A informação hoje é, em muitos casos, internacional. Este tipo de conjunto maciço de dados, que pode revelar corrupção ou prover uma visão de como funciona o poder global, são informações tão complexas e com possibilidades e leituras tão incríveis que apenas a colaboração pode dar conta do recado. Essa é uma mudança importante.

A segunda é metodologia do repórter. Agora ele tem de saber como usar técnicas de redes sociais e análise de dados no seu trabalho. Não tem como ser um bom jornalista sem navegar com fluência em redes sociais e saber manipular dados maciços. Cada vez mais jornalistas investigativos não encontram suas fontes para obter informações confidenciais. Estão cada vez mais descobrindo segredos garimpando com criatividade nas mídias sociais.

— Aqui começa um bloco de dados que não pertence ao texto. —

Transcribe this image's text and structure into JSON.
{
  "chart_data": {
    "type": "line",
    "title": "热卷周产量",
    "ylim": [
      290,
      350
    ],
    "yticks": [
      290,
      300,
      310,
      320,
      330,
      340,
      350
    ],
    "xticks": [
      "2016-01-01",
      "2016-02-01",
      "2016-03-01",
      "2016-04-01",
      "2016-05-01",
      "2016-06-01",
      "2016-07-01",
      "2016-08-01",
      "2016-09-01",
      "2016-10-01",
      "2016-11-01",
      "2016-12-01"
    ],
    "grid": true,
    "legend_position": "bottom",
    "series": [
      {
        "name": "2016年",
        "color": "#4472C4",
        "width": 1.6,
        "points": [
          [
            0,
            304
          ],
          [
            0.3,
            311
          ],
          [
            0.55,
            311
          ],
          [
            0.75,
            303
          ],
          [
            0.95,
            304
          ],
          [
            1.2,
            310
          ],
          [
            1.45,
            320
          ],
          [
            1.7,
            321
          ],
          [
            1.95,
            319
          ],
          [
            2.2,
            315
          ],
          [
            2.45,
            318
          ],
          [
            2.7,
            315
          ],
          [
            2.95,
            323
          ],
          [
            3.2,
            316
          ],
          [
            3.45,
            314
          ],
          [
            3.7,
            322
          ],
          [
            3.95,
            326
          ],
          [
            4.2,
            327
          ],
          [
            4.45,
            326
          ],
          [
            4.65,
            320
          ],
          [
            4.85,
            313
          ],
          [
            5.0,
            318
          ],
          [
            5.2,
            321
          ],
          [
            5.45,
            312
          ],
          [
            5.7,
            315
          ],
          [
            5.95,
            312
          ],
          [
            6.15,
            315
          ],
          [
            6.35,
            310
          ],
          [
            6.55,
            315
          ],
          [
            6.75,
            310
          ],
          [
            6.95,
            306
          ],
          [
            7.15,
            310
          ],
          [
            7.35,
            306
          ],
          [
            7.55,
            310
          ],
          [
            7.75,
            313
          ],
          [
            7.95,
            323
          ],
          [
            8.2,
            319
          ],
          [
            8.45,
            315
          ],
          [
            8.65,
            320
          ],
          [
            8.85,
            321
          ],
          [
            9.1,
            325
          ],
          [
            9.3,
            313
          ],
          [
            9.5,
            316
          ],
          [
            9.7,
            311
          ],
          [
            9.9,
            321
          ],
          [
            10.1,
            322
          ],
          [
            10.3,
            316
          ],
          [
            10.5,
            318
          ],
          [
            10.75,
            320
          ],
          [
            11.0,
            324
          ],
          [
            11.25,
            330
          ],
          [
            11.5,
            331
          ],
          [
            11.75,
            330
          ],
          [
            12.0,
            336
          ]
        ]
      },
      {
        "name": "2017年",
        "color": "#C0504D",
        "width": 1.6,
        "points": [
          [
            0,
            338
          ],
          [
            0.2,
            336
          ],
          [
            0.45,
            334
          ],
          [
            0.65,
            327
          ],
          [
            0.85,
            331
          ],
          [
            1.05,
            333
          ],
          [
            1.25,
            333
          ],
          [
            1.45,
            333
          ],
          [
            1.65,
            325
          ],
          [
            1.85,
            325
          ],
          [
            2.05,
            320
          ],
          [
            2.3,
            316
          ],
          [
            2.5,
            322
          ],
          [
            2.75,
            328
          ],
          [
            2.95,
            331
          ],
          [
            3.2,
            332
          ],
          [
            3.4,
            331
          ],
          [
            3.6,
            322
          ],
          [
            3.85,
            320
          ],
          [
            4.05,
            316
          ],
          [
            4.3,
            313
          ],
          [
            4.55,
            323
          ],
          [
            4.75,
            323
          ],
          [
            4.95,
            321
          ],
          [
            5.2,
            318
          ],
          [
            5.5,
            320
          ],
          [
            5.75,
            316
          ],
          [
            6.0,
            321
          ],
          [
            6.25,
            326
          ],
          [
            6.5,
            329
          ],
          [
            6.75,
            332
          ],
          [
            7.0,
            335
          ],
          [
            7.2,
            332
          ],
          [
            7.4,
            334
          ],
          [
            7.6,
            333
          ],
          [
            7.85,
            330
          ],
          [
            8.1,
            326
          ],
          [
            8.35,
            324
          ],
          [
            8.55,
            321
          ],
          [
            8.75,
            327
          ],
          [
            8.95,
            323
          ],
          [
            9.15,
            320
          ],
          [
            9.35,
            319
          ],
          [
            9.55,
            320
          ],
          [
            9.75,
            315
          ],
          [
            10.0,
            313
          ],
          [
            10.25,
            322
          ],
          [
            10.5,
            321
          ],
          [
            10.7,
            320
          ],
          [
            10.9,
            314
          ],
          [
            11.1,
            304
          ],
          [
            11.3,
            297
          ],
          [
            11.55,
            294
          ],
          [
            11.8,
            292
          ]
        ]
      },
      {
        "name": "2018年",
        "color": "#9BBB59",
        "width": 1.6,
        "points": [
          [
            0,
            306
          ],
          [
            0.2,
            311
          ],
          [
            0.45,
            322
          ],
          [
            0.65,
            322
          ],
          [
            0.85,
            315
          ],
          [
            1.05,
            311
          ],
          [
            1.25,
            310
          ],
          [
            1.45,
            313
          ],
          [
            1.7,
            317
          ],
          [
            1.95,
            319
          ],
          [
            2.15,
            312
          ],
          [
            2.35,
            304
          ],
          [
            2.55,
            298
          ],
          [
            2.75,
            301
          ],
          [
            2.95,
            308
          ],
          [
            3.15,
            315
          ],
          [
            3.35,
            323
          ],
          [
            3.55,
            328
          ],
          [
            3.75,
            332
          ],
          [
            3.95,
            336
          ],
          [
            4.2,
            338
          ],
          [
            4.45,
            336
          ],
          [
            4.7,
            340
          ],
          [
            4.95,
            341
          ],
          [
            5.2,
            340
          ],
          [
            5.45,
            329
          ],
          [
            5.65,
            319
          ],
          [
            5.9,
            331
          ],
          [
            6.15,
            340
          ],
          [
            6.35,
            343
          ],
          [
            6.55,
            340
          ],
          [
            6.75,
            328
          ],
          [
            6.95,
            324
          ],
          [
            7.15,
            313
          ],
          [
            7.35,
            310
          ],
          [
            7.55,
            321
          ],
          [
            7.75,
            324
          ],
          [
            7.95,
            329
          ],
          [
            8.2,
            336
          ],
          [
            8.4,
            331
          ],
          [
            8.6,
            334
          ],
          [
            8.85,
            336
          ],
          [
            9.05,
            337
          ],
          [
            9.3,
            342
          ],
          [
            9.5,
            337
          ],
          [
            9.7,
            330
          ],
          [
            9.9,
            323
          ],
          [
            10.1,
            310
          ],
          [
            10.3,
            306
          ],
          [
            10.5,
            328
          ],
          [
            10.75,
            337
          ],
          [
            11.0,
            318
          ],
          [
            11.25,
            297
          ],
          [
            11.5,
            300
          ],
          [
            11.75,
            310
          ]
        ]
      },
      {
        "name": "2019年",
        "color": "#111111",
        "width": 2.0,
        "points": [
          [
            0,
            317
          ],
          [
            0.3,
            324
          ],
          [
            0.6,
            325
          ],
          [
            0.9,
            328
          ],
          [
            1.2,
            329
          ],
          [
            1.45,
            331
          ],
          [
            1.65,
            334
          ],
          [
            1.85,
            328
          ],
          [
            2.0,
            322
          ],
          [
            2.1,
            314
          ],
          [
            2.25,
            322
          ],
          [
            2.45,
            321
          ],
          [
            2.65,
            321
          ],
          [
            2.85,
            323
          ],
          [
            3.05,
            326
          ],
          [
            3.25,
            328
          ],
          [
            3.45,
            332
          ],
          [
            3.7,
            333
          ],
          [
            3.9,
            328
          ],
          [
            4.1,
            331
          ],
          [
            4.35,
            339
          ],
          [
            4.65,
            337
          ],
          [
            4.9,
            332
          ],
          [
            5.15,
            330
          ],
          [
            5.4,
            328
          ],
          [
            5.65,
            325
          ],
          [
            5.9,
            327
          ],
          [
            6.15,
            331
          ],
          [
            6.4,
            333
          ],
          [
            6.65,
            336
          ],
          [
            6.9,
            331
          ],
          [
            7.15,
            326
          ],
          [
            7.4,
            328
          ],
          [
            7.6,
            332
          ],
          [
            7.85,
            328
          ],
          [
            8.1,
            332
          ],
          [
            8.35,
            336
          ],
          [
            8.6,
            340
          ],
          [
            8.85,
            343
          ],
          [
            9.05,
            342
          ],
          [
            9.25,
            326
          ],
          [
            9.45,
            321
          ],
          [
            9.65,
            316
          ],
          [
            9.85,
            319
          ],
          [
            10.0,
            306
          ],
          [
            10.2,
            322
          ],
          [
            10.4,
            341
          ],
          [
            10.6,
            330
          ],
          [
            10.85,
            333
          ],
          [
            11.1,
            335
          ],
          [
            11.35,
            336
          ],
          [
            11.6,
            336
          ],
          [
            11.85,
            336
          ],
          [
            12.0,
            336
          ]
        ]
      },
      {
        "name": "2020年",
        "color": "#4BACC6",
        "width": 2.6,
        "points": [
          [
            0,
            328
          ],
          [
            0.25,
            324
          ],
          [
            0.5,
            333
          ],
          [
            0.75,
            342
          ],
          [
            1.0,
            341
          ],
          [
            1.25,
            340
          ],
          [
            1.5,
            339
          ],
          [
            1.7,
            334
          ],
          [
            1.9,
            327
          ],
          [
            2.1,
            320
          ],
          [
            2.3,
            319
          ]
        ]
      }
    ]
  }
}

Exemplo é uma investigação nos EUA há umas três semanas: os jornalistas tinham uma tese se o campo de golfe do Trump, ao qual ele vai bastante, era um local para ele receber lobistas que pediriam favores ou explicar posições. A administração Trump se recusou a fornecer qualquer informação sobre as idas ao campo de golfe. Então os repórteres pensaram em buscar as pontuações dos jogadores de golfe que iam ao campo do Trump.

No golfe, para o jogador pontuar em um ranking online, eles devem lançar o resultado dos jogos com vários detalhes. Quem gosta de golfe e pratica geralmente coloca os dados online religiosamente. Eles pegaram os resultados postados nos dias que o presidente esteve lá e cruzaram com o nome de lobistas e outros agentes de interesse. Descobriram um grande padrão deste tipo de gente indo lá justo quando o presidente estava lá. Foi um grande furo, revelando informação sigilosa que estava disponível na internet se soubesse procurar. Não se encontraram com uma fonte em uma garagem escura (referência ao escândalo de corrupção Watergate, que culminou na renúncia do presidente norte-americano Richard Nixon; os jornalistas se encontravam com o homem que lhes passava informações em uma garagem).

Como diria Martin Baron [hoje diretor de Redação do 'Washington Post', o mesmo retratado no filme 'Spotlight'], sobre estes ataques todos à imprensa, as 'fake news' e a falta de confiança na imprensa: 'Não estamos em guerra, estamos trabalhando'. Então, vamos trabalhar, vamos fazer jornalismo."

"Gigantes da tecnologia entrarão no negócio do jornalismo"

"A revolução digital está naquele ponto em que se consolidou e foi dominada por algumas organizações gigantescas e de certa forma oligopolistas. Acredito que o Facebook não se veja como um grupo de mídia, e sim uma plataforma neutra. Mas não podemos falar o mesmo de outros gigantes. 

Eu vejo em um futuro muito próximo, digamos em cinco anos, outros gigantes de tecnologia entrarem para valer no negócio do jornalismo. Eu acredito que em breve veremos Netflix, Amazon e Google, por exemplo, com suas próprias redações. É um desenvolvimento natural para estas empresas que em grande medida já produzem conteúdo. Com a força financeira que eles têm, seria muito interessante ver que tipo de jornalismo eles seriam capazes de oferecer. 

Em certa medida, isso já está acontecendo: o Netflix cada vez mais produz ou banca a produção de documentários. Por que não entrar de vez na produção de notícias? O dono da Amazon, Jeff Bezos, também já começou este movimento. Comprou o 'Washington Post' e, contrariando expectativas pessimistas, tem sido um excelente chefe: contratou o Martin Baron para cuidar da parte editorial, investiu, contratou, buscou fazer a empresa crescer e manteve a completa independência editorial da Redação. É um novo mundo, vamos ver no que dá."